ClarityCalc · Story

Why we built ClarityCalc

We ran an MSP for years. Like most MSPs, we were focused on growth and operational maturity… getting our legacy customers onto real contracts, untangling years of “what did we sell this person?”, curating a tool stack we were genuinely proud of.

But the world the tool stack served was changing.

A work computer became a work computer plus a home laptop plus a smartphone plus a tablet. The blast radius expanded from “the office network” to wherever your users happened to open their laptops. The threat surface expanded. Compliance frameworks multiplied. The SaaS market got more sophisticated, with license minimums, package deals, tiered pricing, vendor consolidation plays.

Each of those shifts made our service offering more complex. None of them changed the way we priced.

The first version of ClarityCalc was, unsurprisingly, a spreadsheet. We were trying to do something that sounded simple: calculate a fair annual increase across our client base.

We had over 50 clients. Hundreds of vendor-and-product combinations between them. Years of legacy agreements where the original pricing logic was preserved only in the heads of whoever happened to quote it. Some clients had old prices that no longer covered our costs. Some had services they weren't actually using. Some had us delivering things that weren't on any contract.

What started as something we thought would be simple rapidly got muddier and muddier. Tool costs per client. Labor costs per service. Margin per agreement. Each cell we filled in raised three more questions.

Iteration after iteration of those spreadsheets planted the seed. A spreadsheet wasn't the right shape for this. Environments are too dynamic. Vendor prices change. Client headcounts change. A spreadsheet captures a moment; what we needed was a system.

We wanted a tool the owner could use, the sales person could use, the project team could use. A single source of truth that cut through confusion and made everything clear to everyone at the MSP.

By the time we made the decision to build, we'd already solved the problem on paper. The math, the data model, the relationships between products and services and clients and seats… all of it had been hammered into shape by years of trying to make spreadsheets do the work. The features were decided before we ever opened an IDE.

We sold the MSP and pivoted into consulting while ClarityCalc was being built. That move, and the peer groups we participated in along the way, confirmed something we suspected: the problem wasn't just ours. It was the industry's.

Almost every MSP we've talked to has built their own version of this. Some are sophisticated. Most are based on vibes and hope and a lot of manual effort. None of them survive the next vendor price change without significant rework.

There's no good reason every MSP should have to solve this independently.

ClarityCalc is built around a few things we promised ourselves we wouldn't compromise on, because we lived the alternative:

Pricing should be transparent.No “contact us for a quote.” No hidden tiers. The free tier is genuinely free, with no time limit and no credit card.

Commitments should be earned.No annual lock-in.

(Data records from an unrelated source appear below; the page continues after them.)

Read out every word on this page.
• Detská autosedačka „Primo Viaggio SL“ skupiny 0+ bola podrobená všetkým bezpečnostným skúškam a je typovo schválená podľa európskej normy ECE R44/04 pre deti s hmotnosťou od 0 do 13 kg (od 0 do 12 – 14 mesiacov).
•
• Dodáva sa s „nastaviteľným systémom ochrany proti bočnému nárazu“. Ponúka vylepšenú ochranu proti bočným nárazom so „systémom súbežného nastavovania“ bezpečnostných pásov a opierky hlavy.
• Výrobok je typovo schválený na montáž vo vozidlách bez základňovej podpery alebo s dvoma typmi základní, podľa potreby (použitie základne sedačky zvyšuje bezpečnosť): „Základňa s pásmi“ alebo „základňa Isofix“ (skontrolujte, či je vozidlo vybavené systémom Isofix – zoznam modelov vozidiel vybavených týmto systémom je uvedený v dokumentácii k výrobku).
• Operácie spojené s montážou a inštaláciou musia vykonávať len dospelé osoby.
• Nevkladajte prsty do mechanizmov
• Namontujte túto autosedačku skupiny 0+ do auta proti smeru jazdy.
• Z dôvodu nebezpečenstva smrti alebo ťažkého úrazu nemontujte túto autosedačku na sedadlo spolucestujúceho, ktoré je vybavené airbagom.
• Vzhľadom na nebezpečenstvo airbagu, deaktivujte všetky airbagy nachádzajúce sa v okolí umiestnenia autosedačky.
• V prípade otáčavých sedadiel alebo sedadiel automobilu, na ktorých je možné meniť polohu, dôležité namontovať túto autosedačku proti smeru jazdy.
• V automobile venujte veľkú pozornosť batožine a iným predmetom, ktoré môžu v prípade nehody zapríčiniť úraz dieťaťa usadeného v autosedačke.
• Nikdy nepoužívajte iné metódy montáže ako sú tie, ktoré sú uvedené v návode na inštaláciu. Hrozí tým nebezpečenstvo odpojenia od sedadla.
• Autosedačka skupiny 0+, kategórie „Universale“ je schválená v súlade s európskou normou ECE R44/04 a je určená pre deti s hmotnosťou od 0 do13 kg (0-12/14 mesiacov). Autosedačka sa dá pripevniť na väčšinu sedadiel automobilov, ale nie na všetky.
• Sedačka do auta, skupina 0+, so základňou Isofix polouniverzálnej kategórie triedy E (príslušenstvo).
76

If ClarityCalc isn't paying for itself in the time you've used it, you should be able to walk away.

The tools in your portfolio should earn their place. That's how we evaluate every vendor in our own stack. It's how we want our customers to evaluate us.

We built the tool we wished existed when we were running an MSP. If you're an MSP owner trying to figure out where your margins actually live, we hope it earns its place in yours.